3 L’article 7, paragraphe 2, du règlement no 207/2009 prévoit :
« Le paragraphe 1 est applicable même si les motifs de refus n’existent que dans une partie de l’Union. »
4 L’article 65 de ce règlement, intitulé « Recours devant la Cour de justice », est libellé comme suit :
« 1. Les décisions des chambres de recours statuant sur un recours sont susceptibles d’un recours devant le Tribunal.
2. Le recours est ouvert pour incompétence, violation des formes substantielles, violation du traité, du présent règlement ou de toute règle de droit relative à leur application, ou détournement de pouvoir.
3. Le Tribunal a compétence aussi bien pour annuler que pour réformer la décision attaquée.
4. Le recours est ouvert à toute partie à la procédure devant la chambre de recours pour autant que la décision de celle-ci n’a pas fait droit à ses prétentions.
5. Le recours est formé devant le Tribunal dans un délai de deux mois à compter de la notification de la décision de la chambre de recours.
6. L’Office prend les mesures que comporte l’exécution de l’arrêt du Tribunal ou, en cas de pourvoi contre cet arrêt, de celui de la Cour de justice. »
5 L’article 75 dudit règlement, intitulé « Motivation des décisions », énonce :
« Les décisions de l’Office sont motivées.
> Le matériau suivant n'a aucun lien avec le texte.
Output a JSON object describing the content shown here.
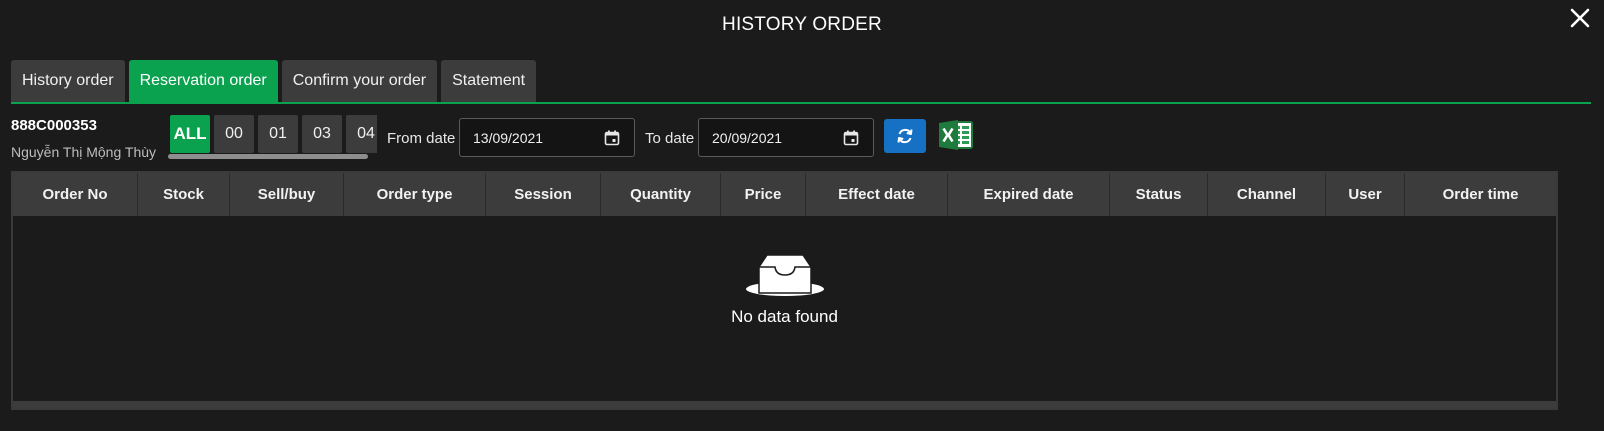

Elles ne peuvent être fondées que sur des motifs sur lesquels les parties ont pu prendre position. »
6 Aux termes de l’article 76 du règlement no 207/2009, intitulé « Examen d’office des faits » :
« 1. Au cours de la procédure, l’Office procède à l’examen d’office des faits ; toutefois, dans une procédure concernant des motifs relatifs de refus d’enregistrement, l’examen est limité aux moyens invoqués et aux demandes présentées par les parties. [...]
2. L’Office peut ne pas tenir compte des faits que les parties n’ont pas invoqués ou des preuves qu’elles n’ont pas produites en temps utile. »
Les antécédents du litige
7 Le 13 avril 2015, Toontrack Music a présenté une demande d’enregistrement de marque de l’Union européenne à l’EUIPO, en vertu du règlement no 207/2009.
8 La marque dont l’enregistrement a été demandé est le signe verbal EZMIX.
9 Les produits et les services pour lesquels l’enregistrement a été demandé relèvent des classes 9, 15 et 42, au sens de l’arrangement de Nice concernant la classification internationale des produits et des services aux fins de l’enregistrement des marques, du 15 juin 1957, tel que révisé et modifié (ci-après l’« arrangement de Nice »), et correspondent, pour chacune de ces classes, à la description suivante :
– classe 9 : « Logiciels ; enregistrements musicaux et fichiers de musique téléchargeables ; logiciels pour production musicale, y compris hébergement de répertoires de sons ; logiciels de contrôle et d’amélioration de la qualité sonore d’équipements audio ; logiciels sous forme de répertoires de sons ; enregistrements audiomusicaux ; enregistrements sonores contenant des répertoires de sons ; série d’enregistrements sonores musicaux ; jeux informatiques » ;
– classe 15 : « Instruments de musique » ;
– classe 42 : « Conception et développement de logiciels ; conception et développement de logiciels pour production musicale et de logiciels de composition musicale ; conception et développement de logiciels sous forme de répertoires de sons ».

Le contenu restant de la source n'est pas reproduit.